A kinder, gentler IRS? Senate hearings: Tales of agency abuse of taxpayers spur actions on overdue reforms.

September 29, 1997

THREE DAYS of Senate hearings on Internal Revenue Service abuses seem to have lit a spark under the Clinton administration and its acting IRS commissioner, Michael P. Dolan. By the end of last week's hearings, he had admitted mistakes and issued sweeping policy directives.

President Clinton had already signaled big changes by naming a new IRS commissioner whose expertise lies in running large organizations, not in understanding the arcane details of tax law. Treasury Secretary Robert Rubin has also hired an information-processing expert to halt the dreadful waste of tax dollars on failed computer systems.

That's not enough to satisfy Republicans. They see the IRS' failings as fertile political ground. In fact, the GOP has circulated a fund-raising letter asking for money to help the party "virtually abolish the IRS as we know it."

Last week's hearings sought to underline the need for drastic change. Tales of harassment of innocent taxpayers were enough to enrage even mild-mannered senators. Stories of pressure from within to boost IRS audits and property seizures added to the sense of outrage. But Mr. Dolan's mea culpa and his immediate responses blunted some of the ire.

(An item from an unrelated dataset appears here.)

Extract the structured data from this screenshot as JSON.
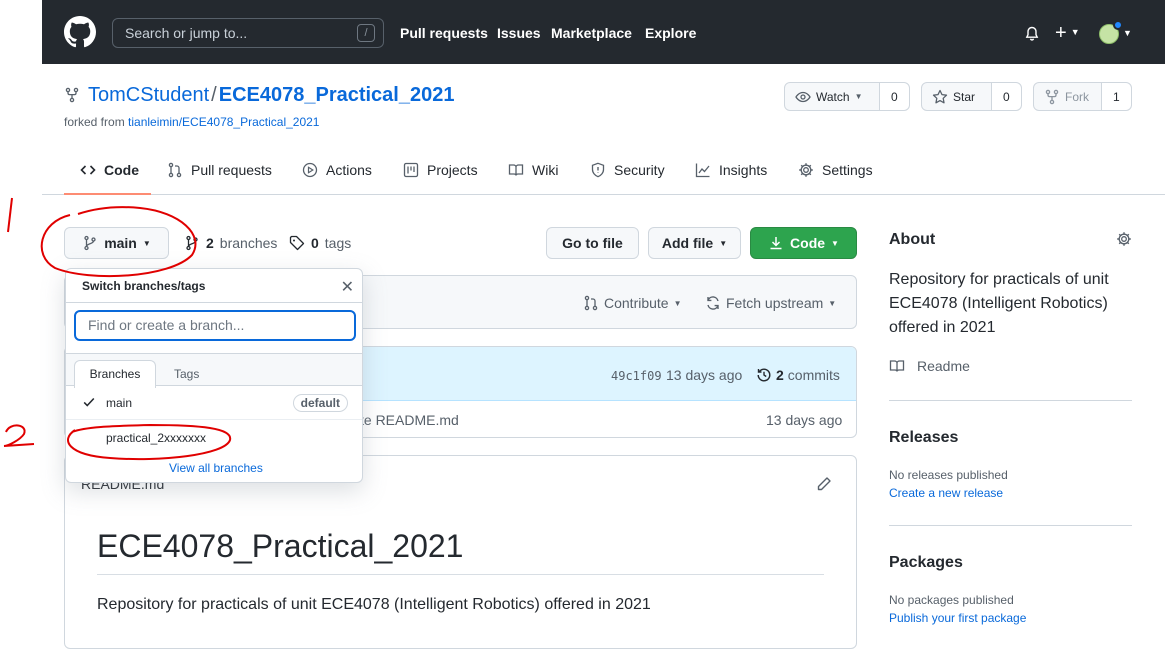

Still, the hearings served as a needed wake-up call for Democrats: Either move quickly to make the IRS kinder, gentler and more efficient, or face a political firestorm.

Eliminating the IRS, as some of the more fanatical Republicans urge, won't happen. Someone has to handle the unpoplar job of acting as the nation's tax collector.

But the agency has fallen woefully behind in computer technology. It also has failed to set up a management system that discourages abusive practices. Now that Republicans have highlighted what's wrong with the IRS, the hard part lies ahead: Finding a solution.